On natural and relevant kinds

A number of people question why I used the phrase “natural kinds” to describe what I’m talking about when I talk about categorization. My brief explanation runs something like this:

In giving an account of things, sometimes it’s possible to divide things up in pretty much any way and have it work out. Other times, we inherit or impose category schemes that make it hard or impossible to give a successful account. Still other times, our taxonomy especially allows for successful enquiry— that is, it works but proceeding with a substantially different taxonomy would not have. By natural kind I mean kinds that figure in the latter sort of taxonomy.

In the former sorts of cases, the kinds in our taxonomy are merely conventional. In the latter sort, there are not merely conventional. So my natural kinds are the ones which are not merely conventional, and the phrase “natural kinds” seemed apt to mark that contrast. Jim Woodward once suggested unhelpfully that I might instead call them unconventional kinds.

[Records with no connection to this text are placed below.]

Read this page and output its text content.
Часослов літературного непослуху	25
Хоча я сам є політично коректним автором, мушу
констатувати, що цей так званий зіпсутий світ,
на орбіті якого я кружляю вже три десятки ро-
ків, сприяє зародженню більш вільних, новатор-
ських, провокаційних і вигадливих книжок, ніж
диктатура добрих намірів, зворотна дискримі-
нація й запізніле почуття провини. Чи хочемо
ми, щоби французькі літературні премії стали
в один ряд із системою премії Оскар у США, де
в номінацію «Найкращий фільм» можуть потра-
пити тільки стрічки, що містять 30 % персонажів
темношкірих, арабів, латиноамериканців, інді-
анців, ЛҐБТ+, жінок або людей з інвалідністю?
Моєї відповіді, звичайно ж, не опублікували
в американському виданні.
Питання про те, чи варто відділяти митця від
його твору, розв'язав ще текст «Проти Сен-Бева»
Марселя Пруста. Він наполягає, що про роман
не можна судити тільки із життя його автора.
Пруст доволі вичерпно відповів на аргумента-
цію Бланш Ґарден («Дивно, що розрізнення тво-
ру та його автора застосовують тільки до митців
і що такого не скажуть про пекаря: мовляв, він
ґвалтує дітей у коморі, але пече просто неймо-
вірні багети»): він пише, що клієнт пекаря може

Several people have suggested that I might instead adopt Nelson Goodman’s phrase and call them relevant kinds. I resist, because it has the wrong connotation.

I think Goodman means something different than I do. Here’s his justification for not saying “natural kinds”:

[W]orlds differ in the relevant kinds they comprise. I say “relevant” rather than “natural” for two reasons: first, “natural” is an inapt term to cover not only biological species but such artificial kinds as musical works, psychological experiments, and types of machinery; and second, “natural” suggests some absolute categorical and psychological priority, while the kinds in question are rather habitual or traditional or devised for a new purpose.1

The first reason resonates with me a bit. Some people hear “natural” and think that the contrast must be with artificial, whereas for me the contrast is with merely conventional. Nevertheless, I want to insist that music, psychology, and machinery are not somehow above or outside of nature. Even if types of machinery won’t be natural kinds for the botanist, they might well be for the anthropologist or the engineer.

The second reason shows (I think) that Goodman’s usage is not strong enough for what I have in mind. It’s true that my natural kinds are not absolute categories, but it’s not true that any merely habitual or traditional category gets to count as natural. Contrariwise, I take it that for Goodman traditional categories all get to count as relevant kinds— relevant at least until the tradition changes.

  1. Ways of Worldmaking, 1978; page 10.